We are seeking a Senior Machine Learning Engineer to lead the development of advanced AI systems that power intelligent care delivery. In this role, you'll design and implement large-scale, production-ready machine learning platforms that process vast streams of voice, text, and event data to generate real-time insights and automated decision support for healthcare services.
Key Responsibilities
- Design and deploy AI architectures that integrate streaming data, knowledge bases, and contextual signals to deliver low-latency recommendations and automations.
- Build and maintain stateful, workflow-driven systems using directed acyclic graphs (DAGs), agent coordination patterns, and tool-integrated loops with strong observability and fault recovery.
- Develop robust data models, feature engineering pipelines, and APIs that support continuous training, inference, and model lifecycle management.
- Construct real-time analytics engines that combine event triggers, ML predictions, and operational workflows to enable scalable automation.
- Own the end-to-end MLOps stack, from model training and evaluation to deployment, monitoring, and drift detection in production environments.
- Collaborate with product, data science, and QA teams to transition experimental models into reliable, auditable AI services.
- Diagnose and resolve performance bottlenecks across distributed inference systems, data pipelines, and orchestration layers as system demands grow.
Qualifications
- 5+ years of software engineering experience, with at least 3 years focused on machine learning or applied AI systems.
- Strong command of Python and ML frameworks such as PyTorch Lightning, scikit-learn, LangGraph, and SDKs for OpenAI, Anthropic, or AWS Bedrock.
- Proven experience building ML data architectures, including feature stores, vector databases, and time-series monitoring systems.
- Hands-on expertise in cloud-based model serving, containerized inference, GPU acceleration, and low-latency deployment patterns.
- Familiarity with MLOps platforms like MLflow or Kubeflow, including CI/CD for models, experiment tracking, and rollout strategies.
- Understanding of workflow orchestration, state management, and fault-tolerant execution in agent-based systems.
- Excellent communication skills and the ability to work across technical and non-technical teams.
- Passion for healthcare innovation and a commitment to building AI systems that improve patient outcomes.
- Knowledge of AI safety, bias mitigation, and responsible AI principles in practice.
Preferred Experience
- Experience in healthcare or other regulated domains, with awareness of compliance standards such as HIPAA or GDPR.
- Track record of leading technical initiatives and guiding junior engineers.
- Proficiency with event-driven systems like Kafka, Pub/Sub, Kinesis, or RabbitMQ.
- Experience building RAG pipelines, hybrid search systems, and vector retrieval infrastructures.
- Production-level work with agent frameworks, multi-agent coordination, and long-running autonomous workflows.
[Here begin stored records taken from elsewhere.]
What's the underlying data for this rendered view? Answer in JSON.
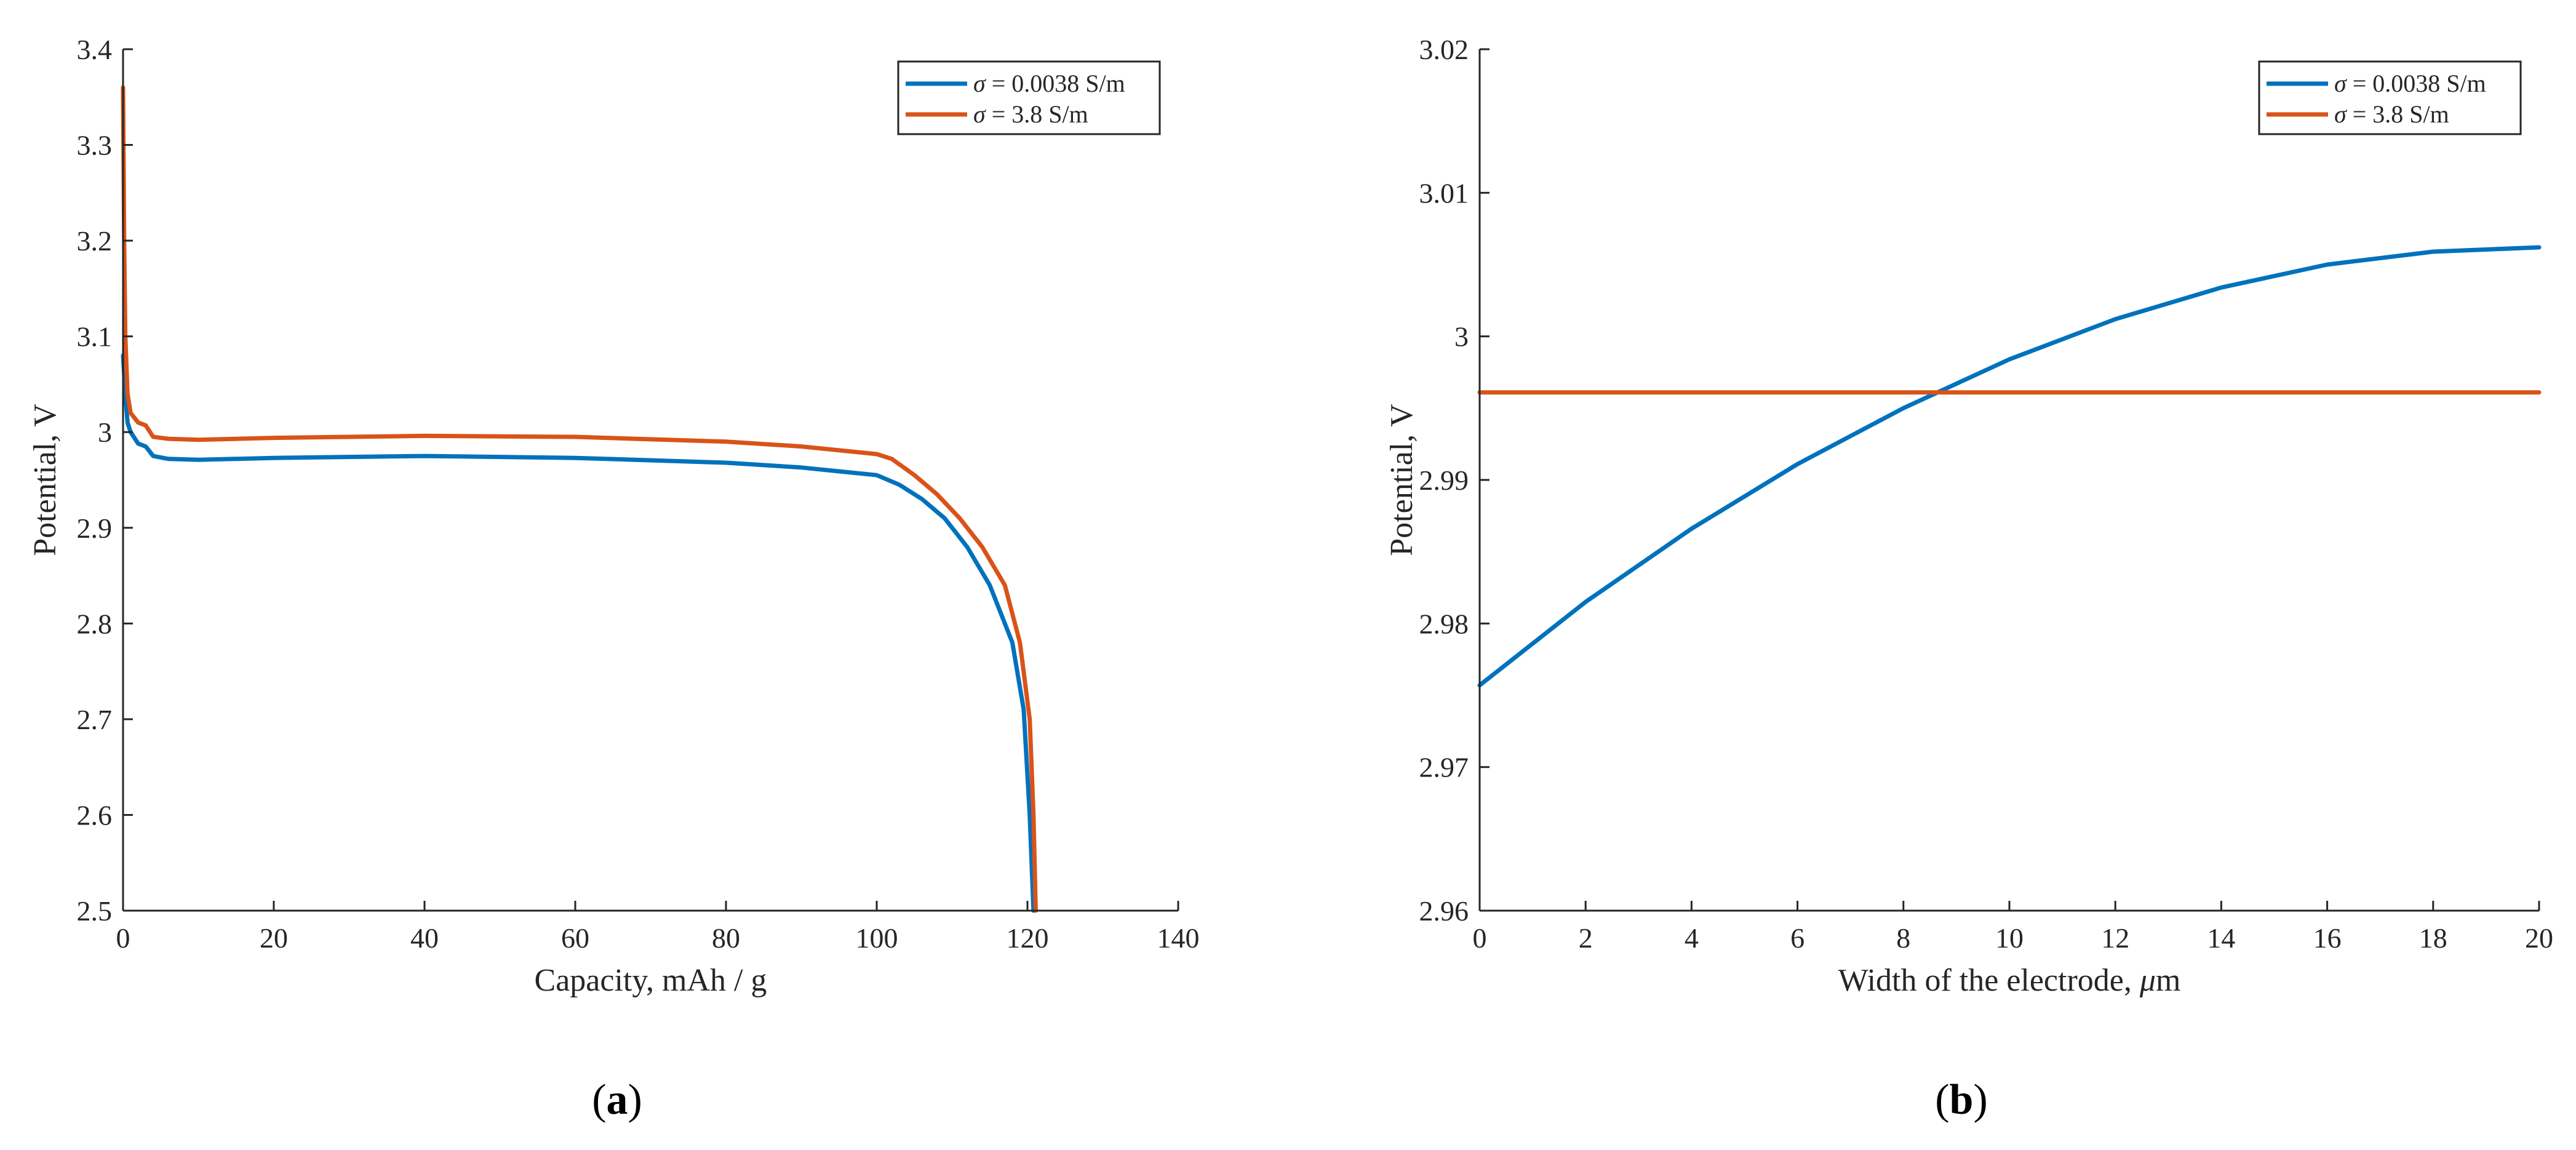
{
  "colors": {
    "blue": "#0072BD",
    "orange": "#D95319",
    "axis": "#262626"
  },
  "chart_data": [
    {
      "type": "line",
      "panel_label": "(a)",
      "panel_label_parts": {
        "open": "(",
        "letter": "a",
        "close": ")"
      },
      "xlabel": "Capacity, mAh / g",
      "ylabel": "Potential, V",
      "xlim": [
        0,
        140
      ],
      "ylim": [
        2.5,
        3.4
      ],
      "xticks": [
        0,
        20,
        40,
        60,
        80,
        100,
        120,
        140
      ],
      "yticks": [
        2.5,
        2.6,
        2.7,
        2.8,
        2.9,
        3.0,
        3.1,
        3.2,
        3.3,
        3.4
      ],
      "xtick_labels": [
        "0",
        "20",
        "40",
        "60",
        "80",
        "100",
        "120",
        "140"
      ],
      "ytick_labels": [
        "2.5",
        "2.6",
        "2.7",
        "2.8",
        "2.9",
        "3",
        "3.1",
        "3.2",
        "3.3",
        "3.4"
      ],
      "legend_position": "top-right",
      "series": [
        {
          "name": "σ = 0.0038 S/m",
          "name_parts": {
            "symbol": "σ",
            "rest": " = 0.0038 S/m"
          },
          "color": "#0072BD",
          "points": [
            [
              0,
              3.08
            ],
            [
              0.3,
              3.04
            ],
            [
              0.6,
              3.01
            ],
            [
              1,
              3.0
            ],
            [
              2,
              2.988
            ],
            [
              3,
              2.985
            ],
            [
              4,
              2.975
            ],
            [
              6,
              2.972
            ],
            [
              10,
              2.971
            ],
            [
              20,
              2.973
            ],
            [
              40,
              2.975
            ],
            [
              60,
              2.973
            ],
            [
              80,
              2.968
            ],
            [
              90,
              2.963
            ],
            [
              100,
              2.955
            ],
            [
              103,
              2.945
            ],
            [
              106,
              2.93
            ],
            [
              109,
              2.91
            ],
            [
              112,
              2.88
            ],
            [
              115,
              2.84
            ],
            [
              118,
              2.78
            ],
            [
              119.5,
              2.71
            ],
            [
              120.3,
              2.6
            ],
            [
              120.8,
              2.5
            ]
          ]
        },
        {
          "name": "σ = 3.8 S/m",
          "name_parts": {
            "symbol": "σ",
            "rest": " = 3.8 S/m"
          },
          "color": "#D95319",
          "points": [
            [
              0,
              3.36
            ],
            [
              0.15,
              3.2
            ],
            [
              0.3,
              3.1
            ],
            [
              0.6,
              3.04
            ],
            [
              1,
              3.02
            ],
            [
              2,
              3.01
            ],
            [
              3,
              3.007
            ],
            [
              4,
              2.995
            ],
            [
              6,
              2.993
            ],
            [
              10,
              2.992
            ],
            [
              20,
              2.994
            ],
            [
              40,
              2.996
            ],
            [
              60,
              2.995
            ],
            [
              80,
              2.99
            ],
            [
              90,
              2.985
            ],
            [
              100,
              2.977
            ],
            [
              102,
              2.972
            ],
            [
              105,
              2.955
            ],
            [
              108,
              2.935
            ],
            [
              111,
              2.91
            ],
            [
              114,
              2.88
            ],
            [
              117,
              2.84
            ],
            [
              119,
              2.78
            ],
            [
              120.3,
              2.7
            ],
            [
              120.8,
              2.6
            ],
            [
              121.1,
              2.5
            ]
          ]
        }
      ]
    },
    {
      "type": "line",
      "panel_label": "(b)",
      "panel_label_parts": {
        "open": "(",
        "letter": "b",
        "close": ")"
      },
      "xlabel": "Width of the electrode, μm",
      "xlabel_parts": {
        "pre": "Width of the electrode, ",
        "mu": "μ",
        "post": "m"
      },
      "ylabel": "Potential, V",
      "xlim": [
        0,
        20
      ],
      "ylim": [
        2.96,
        3.02
      ],
      "xticks": [
        0,
        2,
        4,
        6,
        8,
        10,
        12,
        14,
        16,
        18,
        20
      ],
      "yticks": [
        2.96,
        2.97,
        2.98,
        2.99,
        3.0,
        3.01,
        3.02
      ],
      "xtick_labels": [
        "0",
        "2",
        "4",
        "6",
        "8",
        "10",
        "12",
        "14",
        "16",
        "18",
        "20"
      ],
      "ytick_labels": [
        "2.96",
        "2.97",
        "2.98",
        "2.99",
        "3",
        "3.01",
        "3.02"
      ],
      "legend_position": "top-right",
      "series": [
        {
          "name": "σ = 0.0038 S/m",
          "name_parts": {
            "symbol": "σ",
            "rest": " = 0.0038 S/m"
          },
          "color": "#0072BD",
          "points": [
            [
              0,
              2.9757
            ],
            [
              2,
              2.9815
            ],
            [
              4,
              2.9866
            ],
            [
              6,
              2.9911
            ],
            [
              8,
              2.995
            ],
            [
              10,
              2.9984
            ],
            [
              12,
              3.0012
            ],
            [
              14,
              3.0034
            ],
            [
              16,
              3.005
            ],
            [
              18,
              3.0059
            ],
            [
              20,
              3.0062
            ]
          ]
        },
        {
          "name": "σ = 3.8 S/m",
          "name_parts": {
            "symbol": "σ",
            "rest": " = 3.8 S/m"
          },
          "color": "#D95319",
          "points": [
            [
              0,
              2.9961
            ],
            [
              20,
              2.9961
            ]
          ]
        }
      ]
    }
  ]
}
- Familiarity with real-time analytics stacks that combine streaming data, ML inference, and operational dashboards.
Technology Environment
Our stack centers on Python-driven ML pipelines with tools including scikit-learn, Sanic API, Pydantic AI, and LangGraph. We use cloud-native inference with GPU support, containerized serving, and orchestration via DAG-based and stateful workflows. Our data infrastructure includes vector databases, feature stores, and time-series systems, with streaming layers powered by Kafka, Kinesis, or Pub/Sub. MLOps is managed through MLflow and Kubeflow, enabling scalable model deployment and monitoring.
Work Environment
This role operates in a collaborative, cross-functional setting that values ownership, innovation, and responsible AI. We combine technical rigor with a mission-driven focus on creating high-impact care experiences. Engineers are expected to lead initiatives, solve complex challenges, and contribute to a culture of continuous learning and ethical AI development.